Date of Graduation


Document Type


Degree Name

Master of Nonprofit Administration (MNA)


This study examines the thoughts, feelings, and behaviors of 22 Native Americans (11 women and 11 men) living off the reservation in the Austin and San Antonio, Texas, areas in regard to their philanthropy. Giving among Native American cultures has been greatly overshadowed by negative stereotypes and cultural misunderstandings. Often members of the Native American community are seen as recipients rather than givers. Although Native Americans are people of considerable variety, there are some commonalities shared among their communities that can be helpful in understanding their philanthropy.

Two issues were outside the scope of this research: (1) this study did not attempt to represent the large diversity within the Native American population as a whole and (2) the study included a purposeful sample, which turned out to be a highly educated and generous group of Native Americans.

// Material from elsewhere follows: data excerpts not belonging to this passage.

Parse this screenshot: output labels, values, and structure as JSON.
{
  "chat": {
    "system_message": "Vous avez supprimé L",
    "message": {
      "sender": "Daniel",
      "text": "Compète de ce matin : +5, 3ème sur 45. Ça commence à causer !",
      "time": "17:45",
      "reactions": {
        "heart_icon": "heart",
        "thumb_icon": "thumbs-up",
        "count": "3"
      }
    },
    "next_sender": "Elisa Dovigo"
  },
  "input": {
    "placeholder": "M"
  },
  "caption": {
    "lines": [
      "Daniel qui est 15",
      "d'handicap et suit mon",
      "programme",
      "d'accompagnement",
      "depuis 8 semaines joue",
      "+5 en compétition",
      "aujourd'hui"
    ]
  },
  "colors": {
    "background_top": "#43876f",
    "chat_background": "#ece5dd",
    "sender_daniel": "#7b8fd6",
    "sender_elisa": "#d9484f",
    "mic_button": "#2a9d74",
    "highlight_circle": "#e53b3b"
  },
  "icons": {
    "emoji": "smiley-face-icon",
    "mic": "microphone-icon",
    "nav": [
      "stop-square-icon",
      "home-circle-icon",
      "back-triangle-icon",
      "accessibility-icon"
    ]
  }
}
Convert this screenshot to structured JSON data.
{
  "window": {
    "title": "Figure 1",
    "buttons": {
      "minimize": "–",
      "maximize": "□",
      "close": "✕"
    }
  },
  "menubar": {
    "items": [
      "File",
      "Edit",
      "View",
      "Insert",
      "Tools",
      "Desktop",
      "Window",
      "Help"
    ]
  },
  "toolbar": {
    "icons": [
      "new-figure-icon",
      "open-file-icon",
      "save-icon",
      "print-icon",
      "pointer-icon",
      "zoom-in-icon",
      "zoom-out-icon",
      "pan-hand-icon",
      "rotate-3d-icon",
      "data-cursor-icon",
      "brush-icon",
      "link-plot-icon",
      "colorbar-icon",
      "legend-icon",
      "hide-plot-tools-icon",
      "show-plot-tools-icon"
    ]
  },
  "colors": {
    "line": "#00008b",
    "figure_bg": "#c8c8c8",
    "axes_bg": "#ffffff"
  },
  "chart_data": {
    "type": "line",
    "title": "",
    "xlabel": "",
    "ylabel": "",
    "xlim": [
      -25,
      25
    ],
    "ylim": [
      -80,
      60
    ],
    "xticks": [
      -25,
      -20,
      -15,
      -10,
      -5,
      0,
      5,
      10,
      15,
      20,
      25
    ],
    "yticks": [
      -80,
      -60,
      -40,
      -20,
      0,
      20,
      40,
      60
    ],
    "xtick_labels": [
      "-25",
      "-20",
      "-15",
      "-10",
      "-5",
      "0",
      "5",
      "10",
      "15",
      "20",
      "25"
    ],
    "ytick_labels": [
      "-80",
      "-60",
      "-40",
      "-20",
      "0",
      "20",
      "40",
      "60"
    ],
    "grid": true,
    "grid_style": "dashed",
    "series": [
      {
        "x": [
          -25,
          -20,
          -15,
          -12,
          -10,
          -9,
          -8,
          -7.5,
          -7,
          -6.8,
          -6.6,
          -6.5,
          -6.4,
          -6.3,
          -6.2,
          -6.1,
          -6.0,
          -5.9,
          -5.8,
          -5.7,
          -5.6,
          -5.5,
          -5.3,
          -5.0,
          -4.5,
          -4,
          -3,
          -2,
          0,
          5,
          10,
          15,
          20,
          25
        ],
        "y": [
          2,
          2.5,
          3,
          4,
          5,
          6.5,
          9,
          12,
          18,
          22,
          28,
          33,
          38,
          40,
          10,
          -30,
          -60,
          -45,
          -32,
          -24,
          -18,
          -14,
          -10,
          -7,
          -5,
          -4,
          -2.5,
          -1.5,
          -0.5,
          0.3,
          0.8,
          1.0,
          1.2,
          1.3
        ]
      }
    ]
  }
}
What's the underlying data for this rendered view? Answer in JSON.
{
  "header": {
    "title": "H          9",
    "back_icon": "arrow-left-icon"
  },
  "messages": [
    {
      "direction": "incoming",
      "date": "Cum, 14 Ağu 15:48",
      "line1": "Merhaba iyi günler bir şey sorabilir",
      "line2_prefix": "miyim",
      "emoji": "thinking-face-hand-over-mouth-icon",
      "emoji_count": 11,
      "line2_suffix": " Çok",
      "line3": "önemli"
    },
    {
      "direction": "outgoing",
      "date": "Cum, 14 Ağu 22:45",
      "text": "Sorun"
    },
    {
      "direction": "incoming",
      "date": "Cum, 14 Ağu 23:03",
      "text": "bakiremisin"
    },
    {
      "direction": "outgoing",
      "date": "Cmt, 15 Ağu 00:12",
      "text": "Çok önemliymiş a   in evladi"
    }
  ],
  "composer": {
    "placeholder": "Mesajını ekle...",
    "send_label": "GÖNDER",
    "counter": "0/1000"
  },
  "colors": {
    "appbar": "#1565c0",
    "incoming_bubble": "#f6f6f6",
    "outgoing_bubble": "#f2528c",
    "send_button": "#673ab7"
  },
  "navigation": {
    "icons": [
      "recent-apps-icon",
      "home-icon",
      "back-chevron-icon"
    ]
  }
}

For these reasons and because of the small sample size, this study is suggestive only and should not be used to represent Native American groups.

Data collected from this study included responses from structured, open-ended interviews. In order to better understand and to gain insight into Native American philanthropy, this researcher attended three events as a participant/observer: (a) the Four Directions Conference, (b) a powwow, and (3) the Native Women's Gathering. The design of the study included audio-taped interviews, which were transcribed, reduced, and tabulated into relevant nomothetic themes.

The findings revealed that while Native philanthropy may look a little different from that practiced by professional fundraisers, nevertheless philanthropy for Native Americans is a daily way of life. This was supported by a very high level of giving on average (18% of their annual household income) and an extremely high rate of average time volunteered (87 hours per month). Native Americans recognized the importance of fulfilling the basic needs of every individual. Native Americans commonly give gifts such as sage, feathers, regalia, bags of food, rides, horses, and cars. They also give in the form of deeds: prayers, songs, drumming, and dance. Native Americans commonly give other types of gift. They fix the home or car of someone they know, offer someone a place to stay, care for the elders, or raise a child when the parents or family are, for whatever reason, unable.

It becomes apparent that for many Native Americans the practicalities of mainstream philanthropy raise obstacles to the implementation of the process within their communities. The obstacles could be lack of cash or fear that philanthropy might interfere with their traditions. Therefore two major conclusions can be drawn from the findings: (a) Native Americans need to be approached differently in regard to philanthropy, and (b) Native American groups can provide philanthropic resources other than money.